Most everyone knows the period. It’s the dot at the end of a sentence. Remember there should be one at the end of most sentences (the exceptions are below). Make sure you’re using the period correctly at the end of dialogue especially (see: Punctuating Dialogue: Basics).
These special symbols come at the end of a sentence and indicate emphasis, or in dialogue that the speaker is “Shouting!” If you’re a journal article writer, you probably don’t use many. But if you’re an Internet writer, you may use them to excess.
Please note that most major sources these days suggest limiting exclamation points. Some even suggest using only one per story, or at least per unit of pages (like one hundred pages). Really, in a novel you don’t need a collection!!!! There are other ways to indicate emphasis that can be much more expressive. Using an overdose of exclamation points may get you pegged as a bit of a teen or an under-developed writer (they’re so popular in text messages).
They can be great for comedic effect though.
Is this the symbol to indicate questions? Yes, it is. Simple and straight forward, use this when asking a question. Alternatively, use a period on an obvious question sentence when you want to imply the speaker is being sarcastic or that the subject isn’t really in doubt.
An advanced, and honestly out of favor, punctuation option is the interrobang. This is a combination f the question mark and the exclamation point (?!). Some typesets will even let you combine the two into a single symbol. This is for marking very emphatically said questions, like “You’re pregnant?!”
Combined punctuation (besides the ellipses) are out of style, though the Internet and its promotion of purely written communication may well bring it back (there’s even talk of a mark to indicate sarcasm).
On the whole, it is not suggested for most formal novels except for comedic effect or teen text messages. At least, not yet.
One option for ending a sentence is with ellipses (…). These dots indicate a trailing off of speech or thought. They’re very useful in dialogue or narrative. However, like exclamation points, don’t use them to excess. A page full of ellipses starts looking like a patchy lawn, unappealing.
Different style guides will insist on different punctuation after ellipses at the end of a sentence. For example, a trailing off at the end of a sentence might have an extra period (….), or at the end of dialogue going into a speech tag might have a comma (…,”). Also, if trailing off in a question, you might use a question mark at the end (…?). Not all style guides like any or all of these, so pick what works for you in your novel, then let your editor fix it to the publisher’s style guide when you get one. But overall, be consistent (especially if you self publish).
The last punctuation I’ll go over here is the em-dash (—). In general text, it can indicate an aside, much like the parenthesis I’ve been using all through this article (and exactly like I used it in the first paragraph). In dialogue and narration, it can also be used at the end of a sentence, indicating the breaking off of a thought or sentence suddenly.

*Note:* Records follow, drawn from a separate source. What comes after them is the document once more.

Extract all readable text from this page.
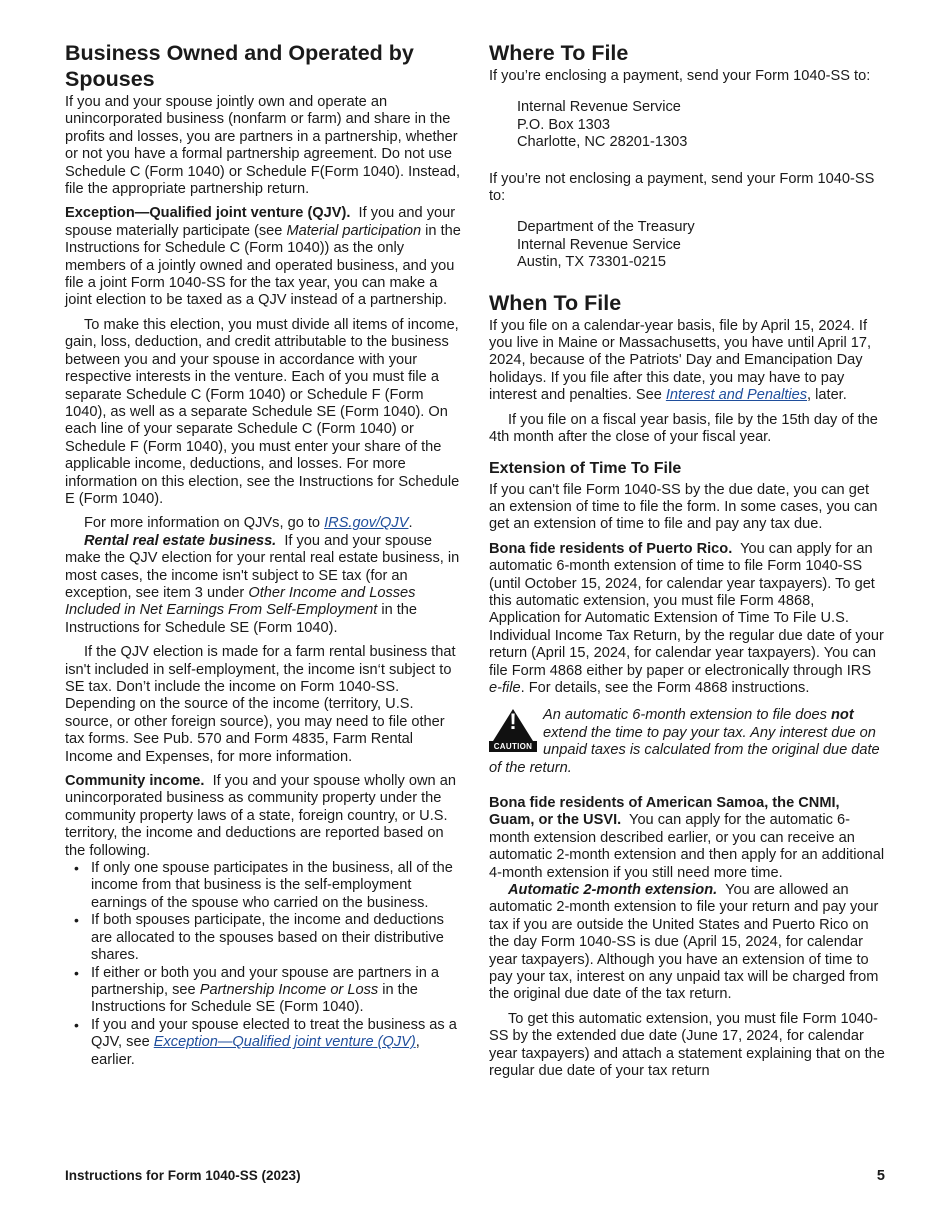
Business Owned and Operated by Spouses

If you and your spouse jointly own and operate an unincorporated business (nonfarm or farm) and share in the profits and losses, you are partners in a partnership, whether or not you have a formal partnership agreement. Do not use Schedule C (Form 1040) or Schedule F(Form 1040). Instead, file the appropriate partnership return.

Exception—Qualified joint venture (QJV). If you and your spouse materially participate (see Material participation in the Instructions for Schedule C (Form 1040)) as the only members of a jointly owned and operated business, and you file a joint Form 1040-SS for the tax year, you can make a joint election to be taxed as a QJV instead of a partnership.

To make this election, you must divide all items of income, gain, loss, deduction, and credit attributable to the business between you and your spouse in accordance with your respective interests in the venture. Each of you must file a separate Schedule C (Form 1040) or Schedule F (Form 1040), as well as a separate Schedule SE (Form 1040). On each line of your separate Schedule C (Form 1040) or Schedule F (Form 1040), you must enter your share of the applicable income, deductions, and losses. For more information on this election, see the Instructions for Schedule E (Form 1040).

For more information on QJVs, go to IRS.gov/QJV.

Rental real estate business. If you and your spouse make the QJV election for your rental real estate business, in most cases, the income isn't subject to SE tax (for an exception, see item 3 under Other Income and Losses Included in Net Earnings From Self-Employment in the Instructions for Schedule SE (Form 1040).

If the QJV election is made for a farm rental business that isn't included in self-employment, the income isn‘t subject to SE tax. Don’t include the income on Form 1040-SS. Depending on the source of the income (territory, U.S. source, or other foreign source), you may need to file other tax forms. See Pub. 570 and Form 4835, Farm Rental Income and Expenses, for more information.

Community income. If you and your spouse wholly own an unincorporated business as community property under the community property laws of a state, foreign country, or U.S. territory, the income and deductions are reported based on the following.

• If only one spouse participates in the business, all of the income from that business is the self-employment earnings of the spouse who carried on the business.
• If both spouses participate, the income and deductions are allocated to the spouses based on their distributive shares.
• If either or both you and your spouse are partners in a partnership, see Partnership Income or Loss in the Instructions for Schedule SE (Form 1040).
• If you and your spouse elected to treat the business as a QJV, see Exception—Qualified joint venture (QJV), earlier.
Where To File

If you’re enclosing a payment, send your Form 1040-SS to:

Internal Revenue Service
P.O. Box 1303
Charlotte, NC 28201-1303

If you’re not enclosing a payment, send your Form 1040-SS to:

Department of the Treasury
Internal Revenue Service
Austin, TX 73301-0215
When To File

If you file on a calendar-year basis, file by April 15, 2024. If you live in Maine or Massachusetts, you have until April 17, 2024, because of the Patriots' Day and Emancipation Day holidays. If you file after this date, you may have to pay interest and penalties. See Interest and Penalties, later.

If you file on a fiscal year basis, file by the 15th day of the 4th month after the close of your fiscal year.

Extension of Time To File

If you can't file Form 1040-SS by the due date, you can get an extension of time to file the form. In some cases, you can get an extension of time to file and pay any tax due.

Bona fide residents of Puerto Rico. You can apply for an automatic 6-month extension of time to file Form 1040-SS (until October 15, 2024, for calendar year taxpayers). To get this automatic extension, you must file Form 4868, Application for Automatic Extension of Time To File U.S. Individual Income Tax Return, by the regular due date of your return (April 15, 2024, for calendar year taxpayers). You can file Form 4868 either by paper or electronically through IRS e-file. For details, see the Form 4868 instructions.

!
CAUTION
An automatic 6-month extension to file does not extend the time to pay your tax. Any interest due on unpaid taxes is calculated from the original due date of the return.

Bona fide residents of American Samoa, the CNMI, Guam, or the USVI. You can apply for the automatic 6-month extension described earlier, or you can receive an automatic 2-month extension and then apply for an additional 4-month extension if you still need more time.

Automatic 2-month extension. You are allowed an automatic 2-month extension to file your return and pay your tax if you are outside the United States and Puerto Rico on the day Form 1040-SS is due (April 15, 2024, for calendar year taxpayers). Although you have an extension of time to pay your tax, interest on any unpaid tax will be charged from the original due date of the tax return.

To get this automatic extension, you must file Form 1040-SS by the extended due date (June 17, 2024, for calendar year taxpayers) and attach a statement explaining that on the regular due date of your tax return

Instructions for Form 1040-SS (2023)	5
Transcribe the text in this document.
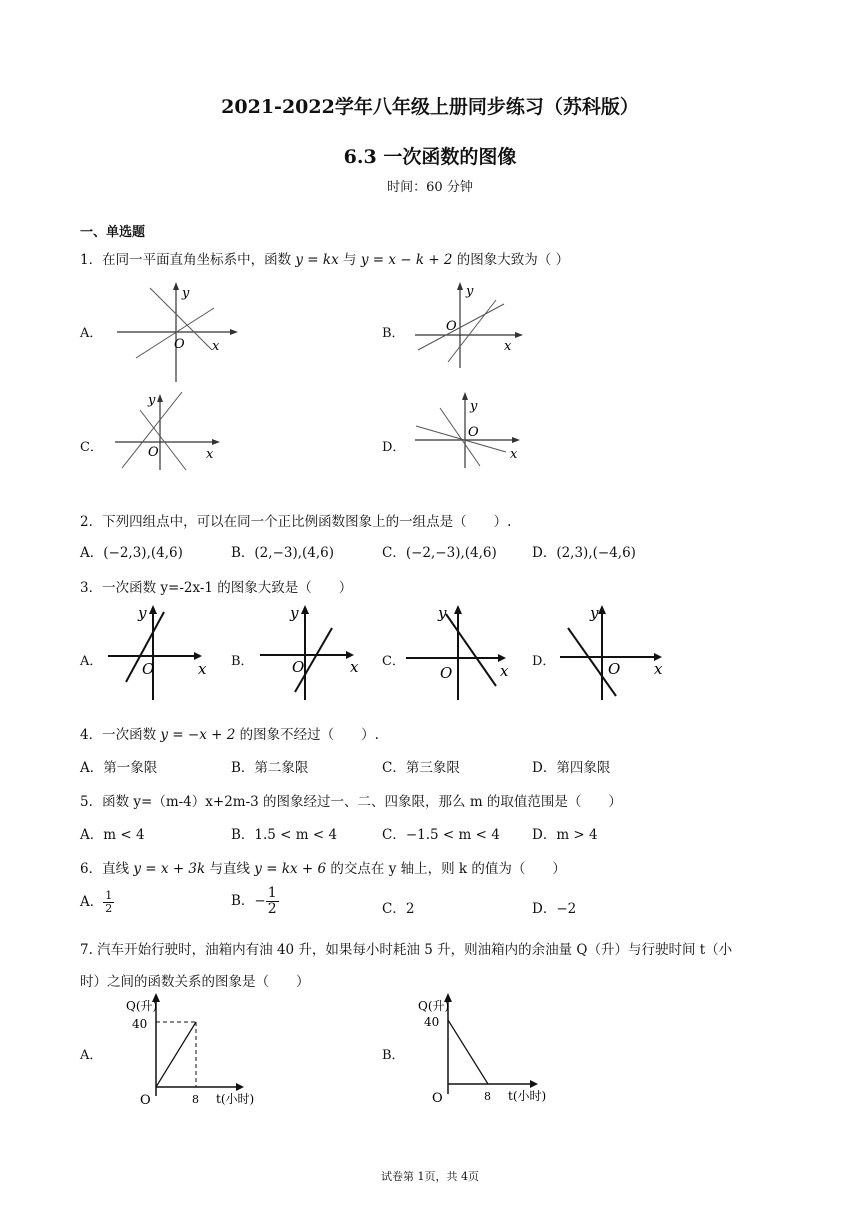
2021-2022学年八年级上册同步练习（苏科版）
6.3 一次函数的图像
时间：60 分钟
一、单选题
1．在同一平面直角坐标系中，函数 y = kx 与 y = x − k + 2 的图象大致为（ ）
A．
y
x
O
B．
y
x
O
C．
y
x
O	D．
y
x
O
2．下列四组点中，可以在同一个正比例函数图象上的一组点是（　　）.
A．(−2,3),(4,6)	B．(2,−3),(4,6)	C．(−2,−3),(4,6)	D．(2,3),(−4,6)
3．一次函数 y=-2x-1 的图象大致是（　　）
A．
y
x
O	B．
y
x
O	C．
y
x
O
D．
y
x
O
4．一次函数 y = −x + 2 的图象不经过（　　）.
A．第一象限	B．第二象限	C．第三象限	D．第四象限
5．函数 y=（m-4）x+2m-3 的图象经过一、二、四象限，那么 m 的取值范围是（　　）
A．m < 4	B．1.5 < m < 4	C．−1.5 < m < 4 D．m > 4
6．直线 y = x + 3k 与直线 y = kx + 6 的交点在 y 轴上，则 k 的值为（　　）
A． $\frac{1}{2}$	B．− $\frac{1}{2}$	C．2	D．−2
7. 汽车开始行驶时，油箱内有油 40 升，如果每小时耗油 5 升，则油箱内的余油量 Q（升）与行驶时间 t（小
时）之间的函数关系的图象是（　　）
A．
Q(升)
40
8 t(小时)
O
B．
Q(升)
40
8 t(小时)
O
试卷第 1页，共 4页
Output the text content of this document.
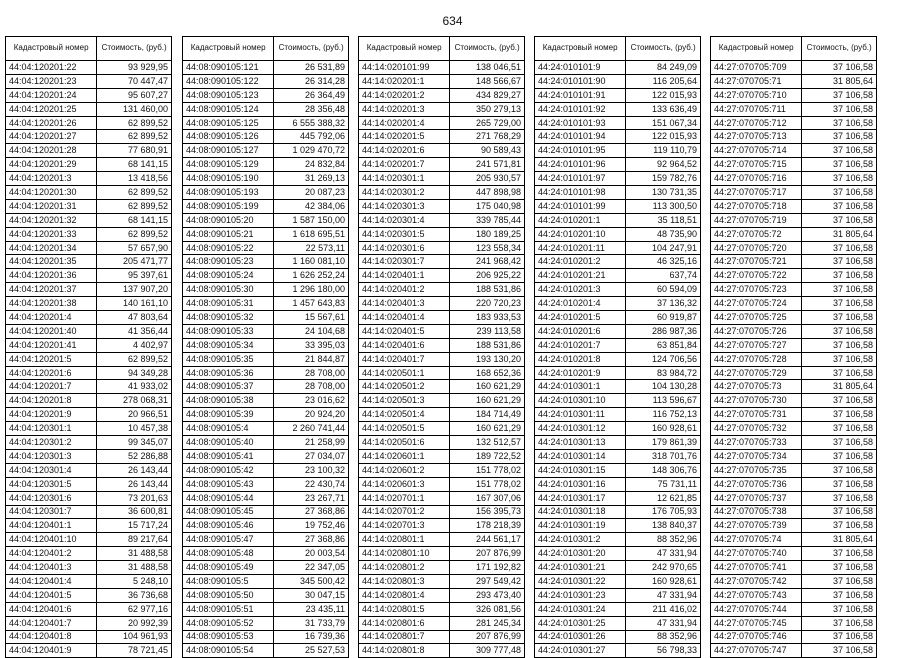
634
Кадастровый номер	Стоимость, (руб.)
44:04:120201:22	93 929,95
44:04:120201:23	70 447,47
44:04:120201:24	95 607,27
44:04:120201:25	131 460,00
44:04:120201:26	62 899,52
44:04:120201:27	62 899,52
44:04:120201:28	77 680,91
44:04:120201:29	68 141,15
44:04:120201:3	13 418,56
44:04:120201:30	62 899,52
44:04:120201:31	62 899,52
44:04:120201:32	68 141,15
44:04:120201:33	62 899,52
44:04:120201:34	57 657,90
44:04:120201:35	205 471,77
44:04:120201:36	95 397,61
44:04:120201:37	137 907,20
44:04:120201:38	140 161,10
44:04:120201:4	47 803,64
44:04:120201:40	41 356,44
44:04:120201:41	4 402,97
44:04:120201:5	62 899,52
44:04:120201:6	94 349,28
44:04:120201:7	41 933,02
44:04:120201:8	278 068,31
44:04:120201:9	20 966,51
44:04:120301:1	10 457,38
44:04:120301:2	99 345,07
44:04:120301:3	52 286,88
44:04:120301:4	26 143,44
44:04:120301:5	26 143,44
44:04:120301:6	73 201,63
44:04:120301:7	36 600,81
44:04:120401:1	15 717,24
44:04:120401:10	89 217,64
44:04:120401:2	31 488,58
44:04:120401:3	31 488,58
44:04:120401:4	5 248,10
44:04:120401:5	36 736,68
44:04:120401:6	62 977,16
44:04:120401:7	20 992,39
44:04:120401:8	104 961,93
44:04:120401:9	78 721,45
Кадастровый номер	Стоимость, (руб.)
44:08:090105:121	26 531,89
44:08:090105:122	26 314,28
44:08:090105:123	26 364,49
44:08:090105:124	28 356,48
44:08:090105:125	6 555 388,32
44:08:090105:126	445 792,06
44:08:090105:127	1 029 470,72
44:08:090105:129	24 832,84
44:08:090105:190	31 269,13
44:08:090105:193	20 087,23
44:08:090105:199	42 384,06
44:08:090105:20	1 587 150,00
44:08:090105:21	1 618 695,51
44:08:090105:22	22 573,11
44:08:090105:23	1 160 081,10
44:08:090105:24	1 626 252,24
44:08:090105:30	1 296 180,00
44:08:090105:31	1 457 643,83
44:08:090105:32	15 567,61
44:08:090105:33	24 104,68
44:08:090105:34	33 395,03
44:08:090105:35	21 844,87
44:08:090105:36	28 708,00
44:08:090105:37	28 708,00
44:08:090105:38	23 016,62
44:08:090105:39	20 924,20
44:08:090105:4	2 260 741,44
44:08:090105:40	21 258,99
44:08:090105:41	27 034,07
44:08:090105:42	23 100,32
44:08:090105:43	22 430,74
44:08:090105:44	23 267,71
44:08:090105:45	27 368,86
44:08:090105:46	19 752,46
44:08:090105:47	27 368,86
44:08:090105:48	20 003,54
44:08:090105:49	22 347,05
44:08:090105:5	345 500,42
44:08:090105:50	30 047,15
44:08:090105:51	23 435,11
44:08:090105:52	31 733,79
44:08:090105:53	16 739,36
44:08:090105:54	25 527,53
Кадастровый номер	Стоимость, (руб.)
44:14:020101:99	138 046,51
44:14:020201:1	148 566,67
44:14:020201:2	434 829,27
44:14:020201:3	350 279,13
44:14:020201:4	265 729,00
44:14:020201:5	271 768,29
44:14:020201:6	90 589,43
44:14:020201:7	241 571,81
44:14:020301:1	205 930,57
44:14:020301:2	447 898,98
44:14:020301:3	175 040,98
44:14:020301:4	339 785,44
44:14:020301:5	180 189,25
44:14:020301:6	123 558,34
44:14:020301:7	241 968,42
44:14:020401:1	206 925,22
44:14:020401:2	188 531,86
44:14:020401:3	220 720,23
44:14:020401:4	183 933,53
44:14:020401:5	239 113,58
44:14:020401:6	188 531,86
44:14:020401:7	193 130,20
44:14:020501:1	168 652,36
44:14:020501:2	160 621,29
44:14:020501:3	160 621,29
44:14:020501:4	184 714,49
44:14:020501:5	160 621,29
44:14:020501:6	132 512,57
44:14:020601:1	189 722,52
44:14:020601:2	151 778,02
44:14:020601:3	151 778,02
44:14:020701:1	167 307,06
44:14:020701:2	156 395,73
44:14:020701:3	178 218,39
44:14:020801:1	244 561,17
44:14:020801:10	207 876,99
44:14:020801:2	171 192,82
44:14:020801:3	297 549,42
44:14:020801:4	293 473,40
44:14:020801:5	326 081,56
44:14:020801:6	281 245,34
44:14:020801:7	207 876,99
44:14:020801:8	309 777,48
Кадастровый номер	Стоимость, (руб.)
44:24:010101:9	84 249,09
44:24:010101:90	116 205,64
44:24:010101:91	122 015,93
44:24:010101:92	133 636,49
44:24:010101:93	151 067,34
44:24:010101:94	122 015,93
44:24:010101:95	119 110,79
44:24:010101:96	92 964,52
44:24:010101:97	159 782,76
44:24:010101:98	130 731,35
44:24:010101:99	113 300,50
44:24:010201:1	35 118,51
44:24:010201:10	48 735,90
44:24:010201:11	104 247,91
44:24:010201:2	46 325,16
44:24:010201:21	637,74
44:24:010201:3	60 594,09
44:24:010201:4	37 136,32
44:24:010201:5	60 919,87
44:24:010201:6	286 987,36
44:24:010201:7	63 851,84
44:24:010201:8	124 706,56
44:24:010201:9	83 984,72
44:24:010301:1	104 130,28
44:24:010301:10	113 596,67
44:24:010301:11	116 752,13
44:24:010301:12	160 928,61
44:24:010301:13	179 861,39
44:24:010301:14	318 701,76
44:24:010301:15	148 306,76
44:24:010301:16	75 731,11
44:24:010301:17	12 621,85
44:24:010301:18	176 705,93
44:24:010301:19	138 840,37
44:24:010301:2	88 352,96
44:24:010301:20	47 331,94
44:24:010301:21	242 970,65
44:24:010301:22	160 928,61
44:24:010301:23	47 331,94
44:24:010301:24	211 416,02
44:24:010301:25	47 331,94
44:24:010301:26	88 352,96
44:24:010301:27	56 798,33
Кадастровый номер	Стоимость, (руб.)
44:27:070705:709	37 106,58
44:27:070705:71	31 805,64
44:27:070705:710	37 106,58
44:27:070705:711	37 106,58
44:27:070705:712	37 106,58
44:27:070705:713	37 106,58
44:27:070705:714	37 106,58
44:27:070705:715	37 106,58
44:27:070705:716	37 106,58
44:27:070705:717	37 106,58
44:27:070705:718	37 106,58
44:27:070705:719	37 106,58
44:27:070705:72	31 805,64
44:27:070705:720	37 106,58
44:27:070705:721	37 106,58
44:27:070705:722	37 106,58
44:27:070705:723	37 106,58
44:27:070705:724	37 106,58
44:27:070705:725	37 106,58
44:27:070705:726	37 106,58
44:27:070705:727	37 106,58
44:27:070705:728	37 106,58
44:27:070705:729	37 106,58
44:27:070705:73	31 805,64
44:27:070705:730	37 106,58
44:27:070705:731	37 106,58
44:27:070705:732	37 106,58
44:27:070705:733	37 106,58
44:27:070705:734	37 106,58
44:27:070705:735	37 106,58
44:27:070705:736	37 106,58
44:27:070705:737	37 106,58
44:27:070705:738	37 106,58
44:27:070705:739	37 106,58
44:27:070705:74	31 805,64
44:27:070705:740	37 106,58
44:27:070705:741	37 106,58
44:27:070705:742	37 106,58
44:27:070705:743	37 106,58
44:27:070705:744	37 106,58
44:27:070705:745	37 106,58
44:27:070705:746	37 106,58
44:27:070705:747	37 106,58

So if you want to make it clear your characters are interrupting each other, end the dialogue with an em-dash (—”) before the second character starts talking.
These symbols can be tricky to get, and there is no button on the keyboard just for them. Some programs will create an em-dash if you type two hyphens in a row. I’ve seen suggestions for combining a command button with the hyphen button, but those never seem to work for me. I like the alt code. Hold down the alt key and on a number pad (not the number line) type 0151 to get an em-dash (only good for PCs. Sorry). Or go poking around your character map. The Internet will also have myriad suggestions.
It’s always good to know how to get the punctuation you want.